A surgically implanted computer chip enables messages to travel from Burkhart's brain to his limbs, bypassing the damaged spinal cord, the researchers said.
"The electronic neural bypass technology in this study demonstrates what is possible in the future, and can offer hope for movement restoration to millions of people worldwide living with paralysis," said researcher Gaurav Sharma, of the Battelle Memorial Institute in Columbus, Ohio.
Burkhart, a high school lacrosse goalie from Dublin, Ohio, was injured in the ocean while on vacation at the Outer Banks in North Carolina. Now one of millions suffering from paralysis worldwide, he may pave the way for revolutionary advances in their treatment, the researchers said.
Here's how the system works: Doctors in 2014 implanted a computer chip in an area of Burkhart's brain called the motor cortex, which is responsible for controlling hand movements, Sharma said.
"By recording signals from the motor cortex, interpreting and transmitting signals by computer directly to the paralyzed hand muscles, we bypass the damaged spinal cord," he said.
Mastering the technology was no easy feat. Burkhart attended up to three sessions a week for 15 months after the chip was implanted.
The system enabled him to make isolated finger movements and six different wrist and hand motions, allowing him to grasp, manipulate and release objects, Sharma said.
The young man was able to use the system to complete everyday tasks most people take for granted -- such as grasping a bottle, pouring its contents into a jar and using a stick to stir the contents of the jar, Sharma explained.
The technology is still in its early stage, but the researchers hope it might one day help quadriplegics use their limbs.

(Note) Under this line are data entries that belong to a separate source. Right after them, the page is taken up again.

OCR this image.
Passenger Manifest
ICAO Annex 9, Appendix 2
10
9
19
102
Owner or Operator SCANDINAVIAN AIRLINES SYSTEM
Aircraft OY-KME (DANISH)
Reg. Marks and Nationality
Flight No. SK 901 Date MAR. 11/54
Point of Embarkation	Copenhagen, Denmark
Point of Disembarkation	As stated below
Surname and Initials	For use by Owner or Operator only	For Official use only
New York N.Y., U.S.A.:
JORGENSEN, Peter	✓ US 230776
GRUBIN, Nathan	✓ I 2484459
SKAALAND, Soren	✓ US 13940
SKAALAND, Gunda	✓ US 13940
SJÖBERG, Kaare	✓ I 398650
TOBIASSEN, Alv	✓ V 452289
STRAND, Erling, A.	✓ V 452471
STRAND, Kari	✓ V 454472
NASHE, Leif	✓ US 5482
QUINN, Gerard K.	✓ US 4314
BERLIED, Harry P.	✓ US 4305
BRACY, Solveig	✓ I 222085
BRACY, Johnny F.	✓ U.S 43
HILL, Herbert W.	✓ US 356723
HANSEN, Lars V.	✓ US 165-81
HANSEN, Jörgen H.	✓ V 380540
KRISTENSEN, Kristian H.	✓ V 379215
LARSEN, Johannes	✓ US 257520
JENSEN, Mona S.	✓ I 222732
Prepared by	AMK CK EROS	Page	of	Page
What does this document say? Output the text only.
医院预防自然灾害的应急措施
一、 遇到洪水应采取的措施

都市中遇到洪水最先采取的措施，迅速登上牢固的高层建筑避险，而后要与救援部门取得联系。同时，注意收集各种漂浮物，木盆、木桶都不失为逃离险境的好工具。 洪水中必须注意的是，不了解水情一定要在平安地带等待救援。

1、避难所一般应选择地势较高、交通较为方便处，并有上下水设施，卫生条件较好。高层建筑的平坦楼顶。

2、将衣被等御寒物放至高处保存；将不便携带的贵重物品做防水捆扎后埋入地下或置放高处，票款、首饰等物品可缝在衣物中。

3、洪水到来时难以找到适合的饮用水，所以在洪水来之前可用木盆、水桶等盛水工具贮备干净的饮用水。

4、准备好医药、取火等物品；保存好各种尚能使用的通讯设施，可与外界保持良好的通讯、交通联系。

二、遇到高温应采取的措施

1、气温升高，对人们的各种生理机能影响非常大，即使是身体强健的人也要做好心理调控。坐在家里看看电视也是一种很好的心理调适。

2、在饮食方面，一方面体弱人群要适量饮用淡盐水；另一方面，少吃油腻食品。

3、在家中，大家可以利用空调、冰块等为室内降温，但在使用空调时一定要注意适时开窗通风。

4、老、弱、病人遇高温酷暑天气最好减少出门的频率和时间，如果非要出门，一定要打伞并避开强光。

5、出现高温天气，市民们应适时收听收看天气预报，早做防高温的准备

"It is conceivable that this technology could be used to link brain activity to stimulate leg muscles to help people with lower limb paralysis," Sharma said.
However, the current system is only usable in a controlled laboratory environment.
"Our next goal is to build upon our experience from this study to develop a system that is not only portable, but also something that a patient can take home to assist with their activities of daily living or rehabilitation," he said.
Many technological advances and regulatory approvals will be required to make this system usable in a home setting, including robust computer software and hardware, and smaller devices, Sharma said.
The current trial permits up to four additional patients, he said. "We are currently recruiting a second participant for our clinical study and hope to begin that work this summer," he said.
"This is a phenomenal demonstration of the power of technology in helping patients with spinal cord injury to live more independently," she said. "It is both an emotional and a neurologic breakthrough for a quadriplegic patient to be able to place a straw in a cup of water and to drink from it."
Although this technology involves invasive brain surgery, it provides hope in an area of rehabilitation where there was little hope previously, Devi said.
"While each patient will need to be individually evaluated for such intervention, the future is now brighter for the rehabilitation of patients with cord injuries," she said.
The report was published April 13 in the journal Nature.